We will present a design innovation in structural concrete called PixelFrame. PixelFrame, developed by Prof. Caitlin Mueller’s team (MIT Architecture), uses discretized reusable concrete structural elements called Pixels, which are designed for material efficiency and adaptability through an optimisation algorithm. Pixels are designed to be reused in various configurations multiple times, with a potential to provide solutions to the high carbon-intensity of conventional concrete structures and the challenges with recycling them. The optimized PixelFrame design leads to an estimated 60% reduction in carbon footprint relative to a conventional structural element, with further expected reductions if Pixels are reused multiple times. The MIT team has developed a novel structural concrete design that is efficient, reusable, versatile, reconfigurable and resilient, and received MCSC member company feedback on technical design specifications and feasibility of on-the-ground implementation. The goal is to fabricate prototypes at MIT and MCSC member company facilities in Fall 2022, aiming for a full-scale demonstrator building construction in Spring 2023. 

Building on our impact pathway efforts, several of our members are pursuing focused work to enhance data and methodology capability towards improved assessment of the potential for soil carbon removal. The motivation for this work is that the impact of carbon sequestration within agricultural soils either through enhanced agriculture practices or through transitioning to grasslands, shrublands, and forests is largely unknown.This workshop is an opportunity to kick off this work with case study framing. These case studies will be analyzed in the larger context of what the potential is to improve overall carbon capture through nature-based solutions.

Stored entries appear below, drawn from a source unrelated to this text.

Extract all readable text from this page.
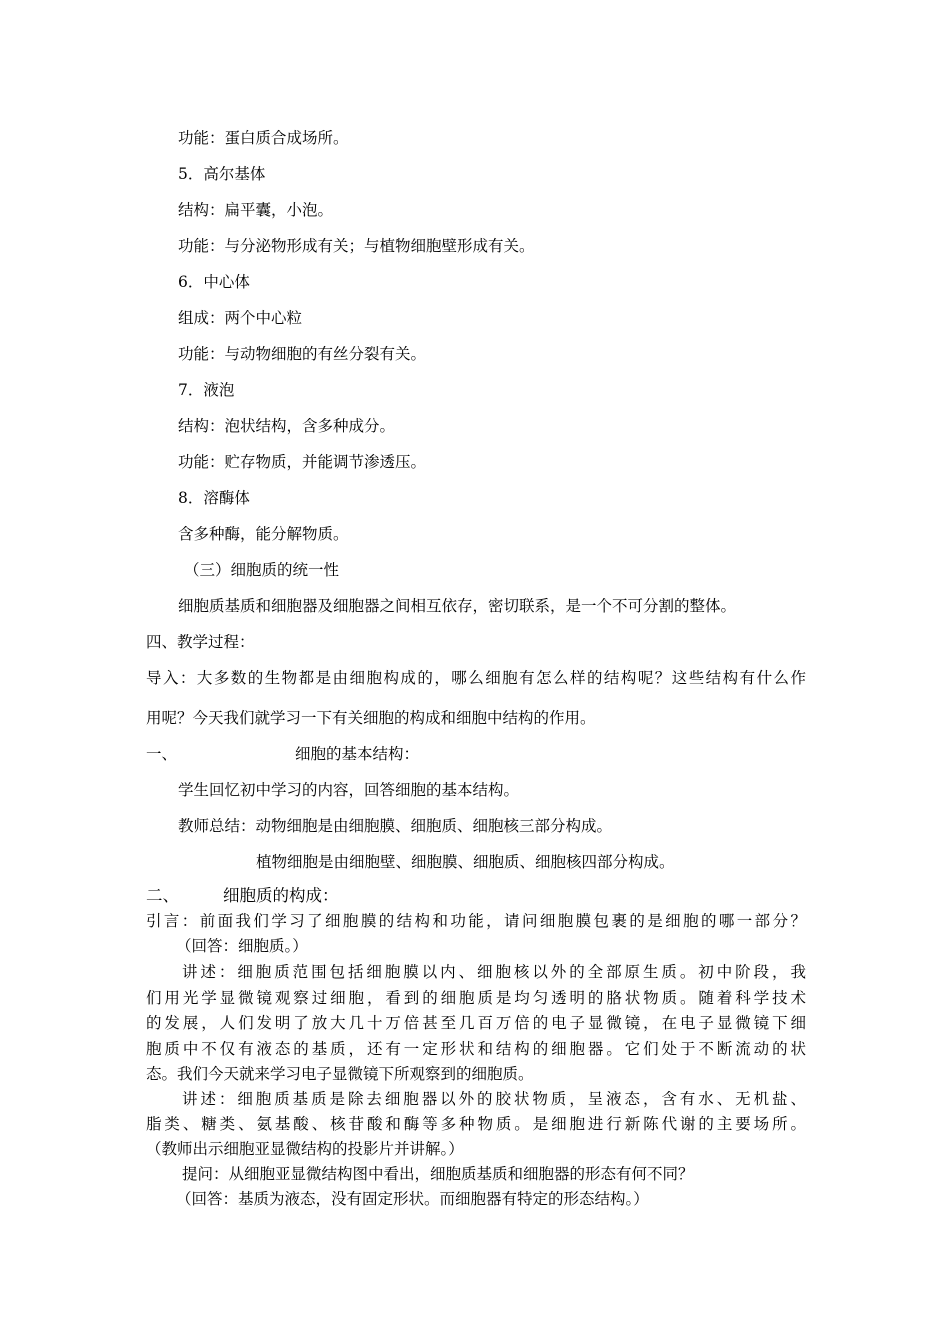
功能：蛋白质合成场所。
5．高尔基体
结构：扁平囊，小泡。
功能：与分泌物形成有关；与植物细胞壁形成有关。
6．中心体
组成：两个中心粒
功能：与动物细胞的有丝分裂有关。
7．液泡
结构：泡状结构，含多种成分。
功能：贮存物质，并能调节渗透压。
8．溶酶体
含多种酶，能分解物质。
（三）细胞质的统一性
细胞质基质和细胞器及细胞器之间相互依存，密切联系，是一个不可分割的整体。
四、教学过程：
导入：大多数的生物都是由细胞构成的，哪么细胞有怎么样的结构呢？这些结构有什么作
用呢？今天我们就学习一下有关细胞的构成和细胞中结构的作用。
一、	细胞的基本结构：
学生回忆初中学习的内容，回答细胞的基本结构。
教师总结：动物细胞是由细胞膜、细胞质、细胞核三部分构成。
植物细胞是由细胞壁、细胞膜、细胞质、细胞核四部分构成。
二、	细胞质的构成：
引言：前面我们学习了细胞膜的结构和功能，请问细胞膜包裹的是细胞的哪一部分？
（回答：细胞质。）
讲述：细胞质范围包括细胞膜以内、细胞核以外的全部原生质。初中阶段，我
们用光学显微镜观察过细胞，看到的细胞质是均匀透明的胳状物质。随着科学技术
的发展，人们发明了放大几十万倍甚至几百万倍的电子显微镜，在电子显微镜下细
胞质中不仅有液态的基质，还有一定形状和结构的细胞器。它们处于不断流动的状
态。我们今天就来学习电子显微镜下所观察到的细胞质。
讲述：细胞质基质是除去细胞器以外的胶状物质，呈液态，含有水、无机盐、
脂类、糖类、氨基酸、核苷酸和酶等多种物质。是细胞进行新陈代谢的主要场所。
（教师出示细胞亚显微结构的投影片并讲解。）
提问：从细胞亚显微结构图中看出，细胞质基质和细胞器的形态有何不同？
（回答：基质为液态，没有固定形状。而细胞器有特定的形态结构。）
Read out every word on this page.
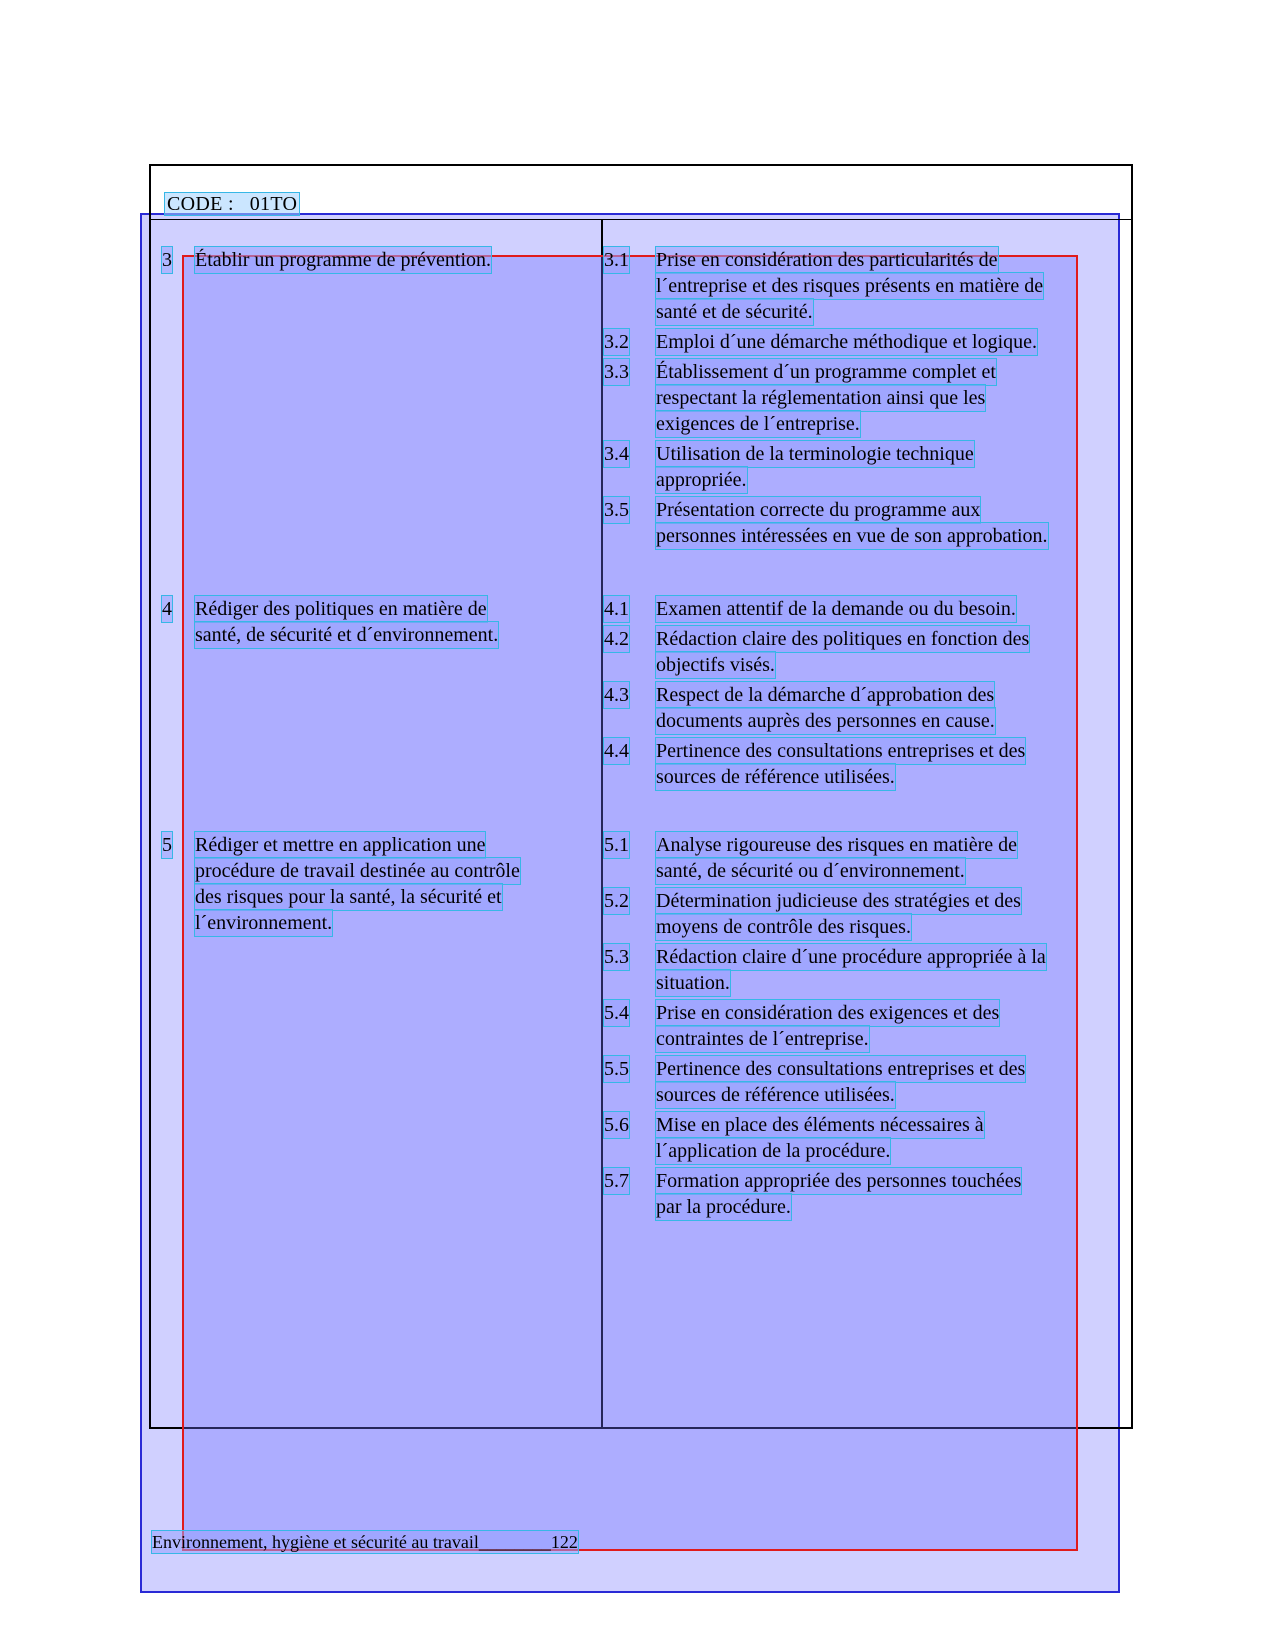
CODE : 01TO
3 Établir un programme de prévention.
4 Rédiger des politiques en matière de
santé, de sécurité et d´environnement.
5 Rédiger et mettre en application une
procédure de travail destinée au contrôle
des risques pour la santé, la sécurité et
l´environnement.
3.1 Prise en considération des particularités de
l´entreprise et des risques présents en matière de
santé et de sécurité.
3.2 Emploi d´une démarche méthodique et logique.
3.3 Établissement d´un programme complet et
respectant la réglementation ainsi que les
exigences de l´entreprise.
3.4 Utilisation de la terminologie technique
appropriée.
3.5 Présentation correcte du programme aux
personnes intéressées en vue de son approbation.
4.1 Examen attentif de la demande ou du besoin.
4.2 Rédaction claire des politiques en fonction des
objectifs visés.
4.3 Respect de la démarche d´approbation des
documents auprès des personnes en cause.
4.4 Pertinence des consultations entreprises et des
sources de référence utilisées.
5.1 Analyse rigoureuse des risques en matière de
santé, de sécurité ou d´environnement.
5.2 Détermination judicieuse des stratégies et des
moyens de contrôle des risques.
5.3 Rédaction claire d´une procédure appropriée à la
situation.
5.4 Prise en considération des exigences et des
contraintes de l´entreprise.
5.5 Pertinence des consultations entreprises et des
sources de référence utilisées.
5.6 Mise en place des éléments nécessaires à
l´application de la procédure.
5.7 Formation appropriée des personnes touchées
par la procédure.
Environnement, hygiène et sécurité au travail________122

Parallel Sessions 2 (4:00 p.m.)

This session will be a study group addressing knowledge gaps around fleet and fuel choice answering the question: what are the cross-sector knowledge gaps we need to close to accelerate decarbonization of tough to decarbonize transport? Electrification of long-haul trucking will be used as an example to kick off the session and then questions will be answered by experts in the domain to support business strategy development

The Social Metrics workshop aims to 1) push the envelope on what is measured and who is considered in sustainable solution-building and 2) engage the complexities of measuring sustainability, including qualitative indicators of human well-being, diverse contexts and goals, and intersections across metrics. We’re expecting MCSC member company representatives as well as the broader MIT community to participate in cross-industry & cross-disciplinary conversations about broad metrics of sustainability that go beyond carbon.

This workshop aims to brainstorm answers to the following questions: 1) What metrics of social impact allow us to benchmark and re-design equitable value chains from the ground up? and 2) How do we avoid failures in the deployment of technology in real-world settings? We’ll start with lightning talks on social metrics and spend much of the workshop time on an interactive exercise, in small groups, that involves identifying and applying social metrics to a given case study on social impacts within value chains.

If you have questions about ways to characterise sustainability that go beyond carbon and improve overall human well-being, this workshop is for you. We’re looking forward to thinking through social dimensions of sustainable solutions, frameworks for metrics that help measure and/or characterise social impact and differences across contexts and sustainability goals.

This workshop will survey key challenges related to climate change and sustainability, and present opportunities where machine learning (ML) can be leveraged to accelerate solutions. A subset of these opportunities will be highlighted through lightning talks by domain experts that will distill multifaceted challenges into critical data gaps. These talks will frame a brainstorming session where participants will discuss how to identify, collect and collate data and apply the ML toolset to advance problem-solving in the domain. Groups will share their collective learning and participants will be able to identify opportunities for future research and collaboration beyond the topics discussed in the workshop by drawing on the common themes across data-driven problems in sustainability.